The episode opens with some boisterous children running down the street, but their antics are mild compared to Len – who’s waving his football rattle, bellowing at the top of his voice and dancing in the street with Annie Walker. Goodness, he’s irritating – not the sort of person you’d want to run into first thing on Christmas morning.
As for the match, it’s between two teams of ladies (which might be the reason why all the lads are up and about so early – if not, then they really, really, love football).
The notion that the menfolk have all the pleasure whilst the women are confined to the kitchen is challenged after we see Jack slaving away. Clearly that’s one household where the roles are reversed.

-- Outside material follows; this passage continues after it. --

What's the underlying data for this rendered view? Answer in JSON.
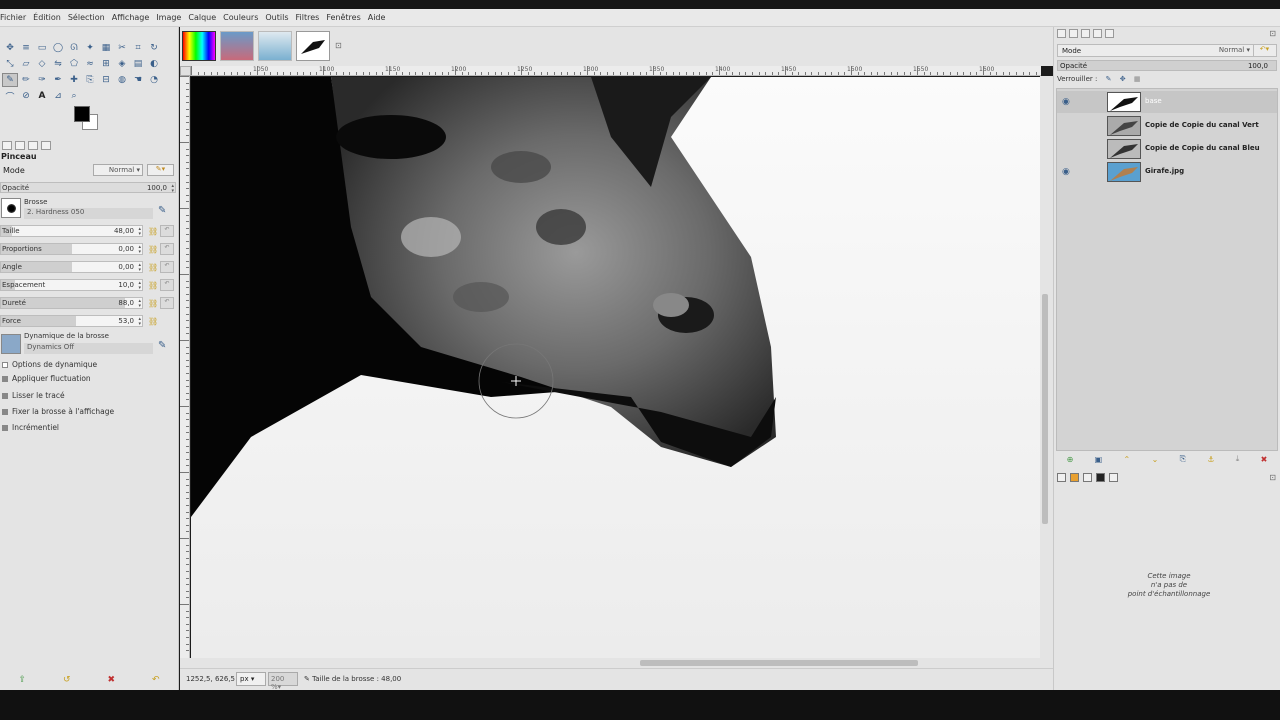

Jack, as always, has to be a man of many talents – not only doing a spot of cooking but also serving behind the bar. Annie must be taking it easy.
This year it’s Minnie’s turn to cook Christmas dinner for the others. There’s a vague air of melancholy at work here (Martha decides that it’s “a funny Christmas isn’t it? More like a very long Sunday”). Martha’s still grumbling as she tucks into her meal, but Ena – for once – is in a good mood. “Martha, goodwill to all men, including Minnie Caldwell. She may be wilful but she is human and she is our friend”.

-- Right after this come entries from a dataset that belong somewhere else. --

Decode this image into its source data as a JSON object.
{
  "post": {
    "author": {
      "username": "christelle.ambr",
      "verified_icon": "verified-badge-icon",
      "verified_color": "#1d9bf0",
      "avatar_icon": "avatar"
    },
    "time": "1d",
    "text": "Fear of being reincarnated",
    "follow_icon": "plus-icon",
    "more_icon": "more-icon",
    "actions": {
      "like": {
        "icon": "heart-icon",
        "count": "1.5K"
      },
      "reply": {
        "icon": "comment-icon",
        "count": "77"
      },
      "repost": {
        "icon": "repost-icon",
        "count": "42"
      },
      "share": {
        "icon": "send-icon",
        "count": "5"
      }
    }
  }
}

The fragile peace doesn’t last long though (Ena swallows one of Minnie’s sixpences and chokes). Classic, classic comedy then ensues (Martha wonders if they should pat her on the back but Minnie decides not, as Ena might hit them back!). Poor Ena, all four sixpences (wrapped up in tissue paper and cotton) found their way into her portion of pudding. “Have you never heard of windpipes?” mutters a despairing Ena. Lovely stuff.
Prior to this, there’s another touch of sadness after Martha and Ena grumble that their families steer clear of them on Christmas day. It’s worse for Minnie of course, who has no family. But at least she has friends around her.
Ena/Minnie/Martha might be the Christmas highlight, but there are some nice character moments elsewhere as well. Ken and Frank share a moment of reflection as they celebrate their first Christmas without Ida. Lucky that Esther was on hand to cook them something, otherwise no doubt they would have gone hungry …
Hapless Harry continues to get an ear-bashing from the very shrill Concepta. You can see her point though. Mind you, his present to her – a gold watch – does cheer her up somewhat. At least for a short while.
Interesting that the Queen’s speech is still seen as the centrepoint of the day, at least for some (Annie, Concepta). Annie’s total devotion to Her Majesty even extends to exhorting poor old Jack (who lest we forget has been on his feet all day) to stand up when the National Anthem is playing.
Christmas at the Tanners is rather fraught. Dennis, having seen that the cupboard was bare, went out for his meal, not knowing that Elsie had rustled up something as a surprise. So when he does return she’s determined to force-feed him, whether he likes it or not. Pat Phoenix and Philip Lowrie raise the roof for a few minutes, but things then settle down. Elsie and Dennis may scrap on a regular basis, but since neither has anybody else the spats don’t last for long.
The episode had a slightly fraught production, as Derek Grainger disliked elements of Tony Warren’s first draft. Warren allowed Grainger to rewrite it, but insisted that his name didn’t appear on the credits (so the fictitious Carol Nicholas was used instead).